Agora, com que pressa devemos fugir de uma cidade destinada a tal destruição! E como devemos fugir sem olhar para trás! Como deve ser nosso desejo chegar à maior distância possível de uma cidade em tais circunstâncias! Como devemos estar mui longe de pensar em retornar para um lugar que experimenta tamanha ira sobre si!
4. A destruição para a qual Sodoma está destinada é uma destruição total. Ninguém que nela permanecer será poupado: ninguém terá a boa sorte de estar em uma esquina qualquer, onde o fogo não o alcance. Todos os tipos, velhos e novos, grandes e pequenos, devem ser destruídos. Não haverá exceção de idade, sexo, ou condição, mas todos perecerão juntamente. Gênesis 19. 24:25: “Então, fez o SENHOR chover enxofre e fogo, da parte do SENHOR, sobre Sodoma e Gomorra. E subverteu aquelas cidades, e toda a campina, e todos os moradores das cidades, e o que nascia na terra”. Nós, portanto, não devemos nos atrasar ou olhar para trás, pois não há lugar seguro em Sodoma, nem em toda a campina na qual ela está construída. A montanha da segurança está adiante, não às nossas costas.
5. A destruição a qual Sodoma está destina é uma destruição eterna.

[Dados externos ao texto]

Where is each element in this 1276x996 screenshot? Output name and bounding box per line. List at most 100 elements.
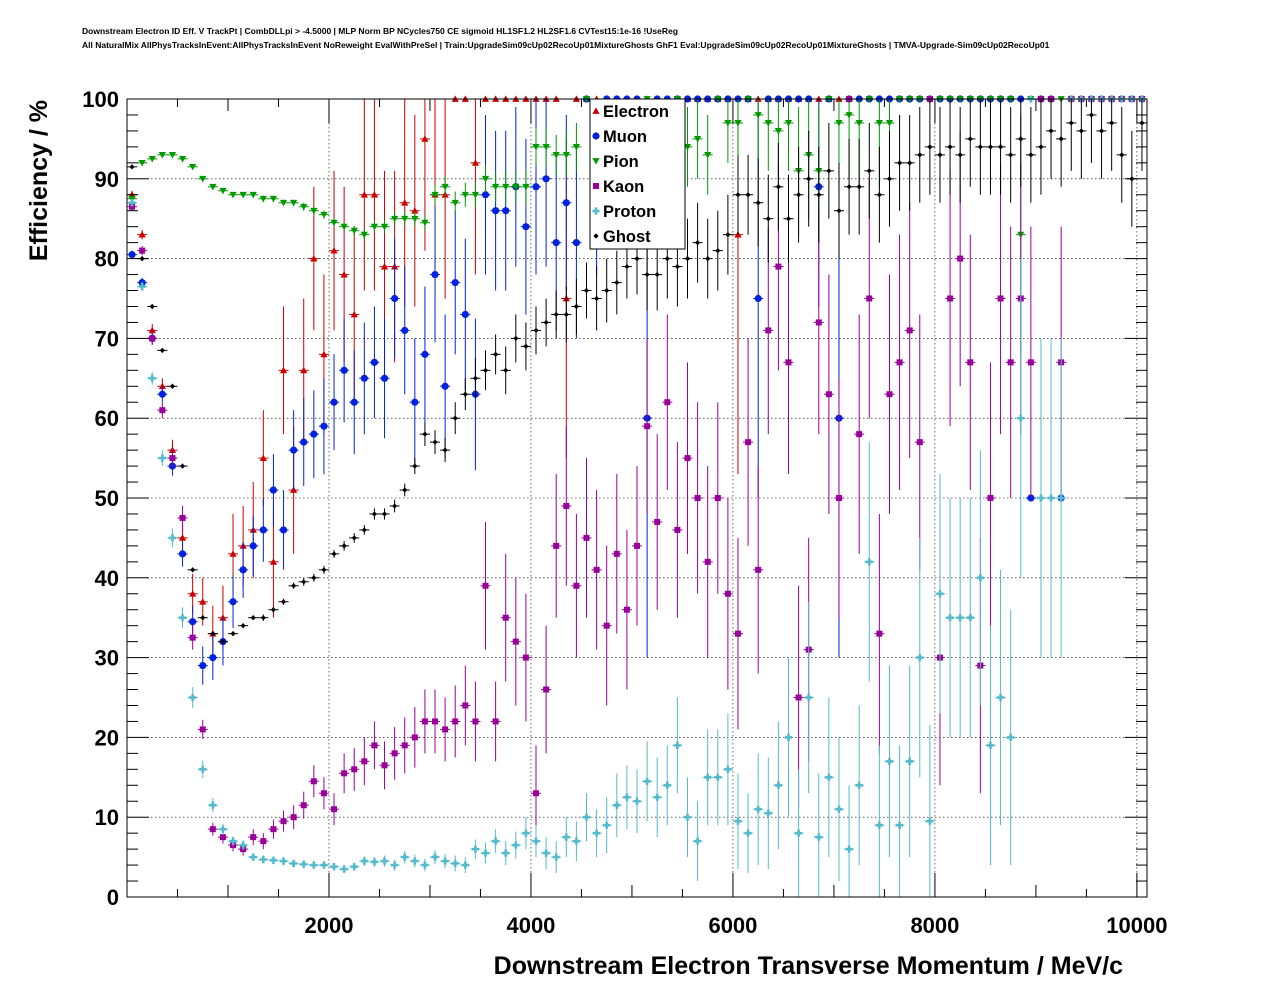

Isto foi dito acerca da Sodoma histórica, que sofreu a vingança de fogo eterno, em Judas 7: “como Sodoma, e Gomorra, e as cidades circunvizinhas, que, havendo-se entregado à prostituição como aqueles, seguindo após outra carne, são postas para exemplo do fogo eterno, sofrendo punição”. A destruição, que Sodoma e Gomorra sofreram, foi eterna: essas cidades foram destruídas, e jamais foram reconstruídas desde então, e nem o podem ser, pois a terra na qual se localizavam afundou, e foi coberta com o lago de Sodoma, o Mar Morto, ou, como é chamado nas Escrituras: o mar Salgado. Isso parece assim ter sido ordenado com o objetivo de ser um tipo da destruição eterna dos ímpios. Por isso, o fogo com que foram destruídos é chamado de fogo eterno, porque era típico, era um tipo da destruição eterna dos ímpios. Isto é o que pode ser entendido, em parte, quando, no texto de Judas, se diz que foram postas para exemplo, ou para um tipo ou representação do fogo eterno no qual todos os ímpios serão consumidos.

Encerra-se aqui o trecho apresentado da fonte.